"C'est une émotion indescriptible. Faites arriver le cri d'amour qui vient de Pontida", a lancé Matteo Salvini devant des milliers de sympathisants qui l'acclamaient.
"Je pense à une Ligue des Ligues en Europe, qui unisse tous les mouvements libres qui veulent défendre leurs frontières et le bien être de leurs enfants", a-t-il ajouté sur une grande scène où figuraient les slogans "Le bon sens au gouvernement" et "Les Italiens d'abord", leitmotiv du chef de file du parti eurosceptique.
Plus tôt, il avait annoncé que les élections européennes de 2019 seraient "un référendum entre l'élite, le monde de la finance et celui du travail réel, entre une Europe sans frontières avec une immigration de masse et une Europe qui protège ses citoyens".

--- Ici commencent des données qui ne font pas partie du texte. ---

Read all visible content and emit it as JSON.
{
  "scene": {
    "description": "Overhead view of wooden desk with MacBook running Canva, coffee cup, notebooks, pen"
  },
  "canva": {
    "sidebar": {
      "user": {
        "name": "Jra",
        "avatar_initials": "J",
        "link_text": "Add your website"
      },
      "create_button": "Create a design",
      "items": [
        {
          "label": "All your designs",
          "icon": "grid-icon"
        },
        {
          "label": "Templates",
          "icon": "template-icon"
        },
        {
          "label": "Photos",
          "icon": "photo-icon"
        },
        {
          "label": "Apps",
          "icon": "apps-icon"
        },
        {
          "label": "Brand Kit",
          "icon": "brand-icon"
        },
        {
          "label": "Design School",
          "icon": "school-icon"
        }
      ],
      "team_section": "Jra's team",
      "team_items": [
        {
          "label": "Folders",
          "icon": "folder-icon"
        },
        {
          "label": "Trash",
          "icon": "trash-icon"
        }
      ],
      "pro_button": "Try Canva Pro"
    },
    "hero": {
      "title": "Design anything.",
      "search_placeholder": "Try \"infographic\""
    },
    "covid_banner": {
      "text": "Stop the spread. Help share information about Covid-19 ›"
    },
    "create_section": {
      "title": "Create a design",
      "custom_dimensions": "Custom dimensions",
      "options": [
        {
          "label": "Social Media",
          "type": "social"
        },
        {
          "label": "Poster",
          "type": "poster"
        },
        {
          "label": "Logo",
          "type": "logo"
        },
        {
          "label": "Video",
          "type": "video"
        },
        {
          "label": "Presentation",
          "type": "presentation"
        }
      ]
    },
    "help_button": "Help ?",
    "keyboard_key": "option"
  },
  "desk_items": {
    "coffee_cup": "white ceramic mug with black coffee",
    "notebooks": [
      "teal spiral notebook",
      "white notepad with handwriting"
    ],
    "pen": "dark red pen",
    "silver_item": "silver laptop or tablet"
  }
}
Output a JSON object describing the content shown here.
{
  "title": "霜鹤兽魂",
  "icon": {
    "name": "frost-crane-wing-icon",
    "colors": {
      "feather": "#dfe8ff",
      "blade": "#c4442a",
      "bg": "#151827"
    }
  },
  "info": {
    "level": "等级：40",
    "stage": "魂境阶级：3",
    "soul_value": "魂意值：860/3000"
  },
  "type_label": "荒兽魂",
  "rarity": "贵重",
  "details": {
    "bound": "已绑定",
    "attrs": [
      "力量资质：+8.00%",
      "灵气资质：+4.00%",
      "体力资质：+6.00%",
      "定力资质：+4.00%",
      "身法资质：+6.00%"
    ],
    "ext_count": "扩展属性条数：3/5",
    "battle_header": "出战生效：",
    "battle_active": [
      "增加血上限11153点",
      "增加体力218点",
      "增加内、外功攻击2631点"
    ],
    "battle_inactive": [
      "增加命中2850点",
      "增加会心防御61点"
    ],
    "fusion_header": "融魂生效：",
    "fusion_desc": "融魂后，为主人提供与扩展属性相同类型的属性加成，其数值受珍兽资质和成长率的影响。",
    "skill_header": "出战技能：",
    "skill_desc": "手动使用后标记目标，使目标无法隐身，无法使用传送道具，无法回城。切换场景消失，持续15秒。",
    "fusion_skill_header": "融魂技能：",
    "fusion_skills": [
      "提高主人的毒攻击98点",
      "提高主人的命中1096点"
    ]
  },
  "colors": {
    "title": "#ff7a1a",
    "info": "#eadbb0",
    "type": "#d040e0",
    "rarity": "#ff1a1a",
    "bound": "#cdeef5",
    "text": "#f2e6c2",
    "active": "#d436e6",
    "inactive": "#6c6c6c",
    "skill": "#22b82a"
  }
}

Selon les médias, quelque 50.000 personnes étaient venues de toute l'Italie pour cette grand-messe, événement central dans la liturgie du mouvement d'extrême droite car c'est à Pontida, près de Bergame, que serait née en 1167 la Ligue lombarde, alliance de villes du nord contre l'empereur Frédéric Barberousse.
Sur des stands représentant les régions de la péninsule étaient vendus des T-shirts à l'effigie de Matteo Salvini avec le slogan "La belle vie, c'est ultra-fini", en référence aux récents propos du chef de la Ligue qui avait déclaré que "pour les migrants clandestins, la belle vie c'est fini".
'C'est le ministre qui décide'
Fort du double portefeuille de vice-Premier ministre et ministre de l'Intérieur, dont il est titulaire depuis un mois, Matteo Salvini a réussi à imposer le thème des migrants à l'agenda européen en interdisant début juin l'accès aux ports italiens aux ONG portant secours aux migrants en Méditerranée. Il les accuse d'être les complices des passeurs, ce qu'elles contestent avec virulence.
"La décision d'ouvrir les ports ou de les fermer, c'est le ministre de l'Intérieur qui la prend", a-t-il martelé dimanche.
Sa décision de fermer les ports aux ONG est à l'origine de tensions diplomatiques avec la France, cette dernière accusant l'Italie "d'irresponsabilité" et M. Salvini rétorquant que l'Italie n'avait pas de leçons à recevoir de la part d'un pays qui n'a pas tenu ses engagements en matière d'accueil.
Si les relations ont semblé se réchauffer ces derniers jours entre les deux voisins, à la faveur de rencontres entre le chef du gouvernement italien Giuseppe Conte et le président français Emmanuel Macron, Matteo Salvini ne change pas de ton pour autant.
Avec son style sans nuances, il a conseillé vendredi à Emmanuel Macron de "se laver la bouche parce que l'Italie à fait beaucoup plus que les Français qui continuent de repousser des personnes à Vintimille", à la frontière franco-italienne.
'Stratégie de communication'
Une ligne dure qui semble lui réussir selon les sondages, dont un récent, réalisé mi-juin par Ipsos, a montré qu'une majorité d'Italiens (59%) approuvaient ses choix en matière d'immigration.
Une large adhésion dont la Ligue, alliée du Rassemblement national de Marine Le Pen en France, tire tout naturellement avantage: arrivée au pouvoir aux législatives du 4 mars avec 17% des voix (en troisième position), elle était créditée samedi de 31,2% des intentions de votes, faisant du mouvement eurosceptique le premier parti d'Italie.
Le parti dame le pion à son allié de la coalition gouvernementale, le Mouvement 5 Etoiles (M5S, antisystème), arrivé en tête des élections et qui reste stable à environ 30%.
"C'est le moment de la Ligue et sa force dépend surtout de la solide continuité de la stratégie de communication de Matteo Salvini par rapport à la campagne électorale, une stratégie basée sur un choix précis des thèmes sensibles (migrants, responsabilité de l'Europe)", écrivait samedi le Corriere della Sera.
Pourtant grand vainqueur des législatives, Luigi Di Maio, le chef de file du M5S, devenu lui aussi vice-Premier ministre (et ministre de Travail), a été éclipsé par son allié de la Ligue, les thématiques sociales portées par le M5S (comme le revenu de citoyenneté) étant reléguées au second plan.
Arrivé aux commandes de la Ligue en 2013, Matteo Salvini a repris un parti sécessionniste au bord du gouffre (il était à 4% des voix) et l'a transformé en une formation nationaliste ayant le vent en poupe, recueillant des voix du nord, son fief historique, mais aussi au sud de la péninsule.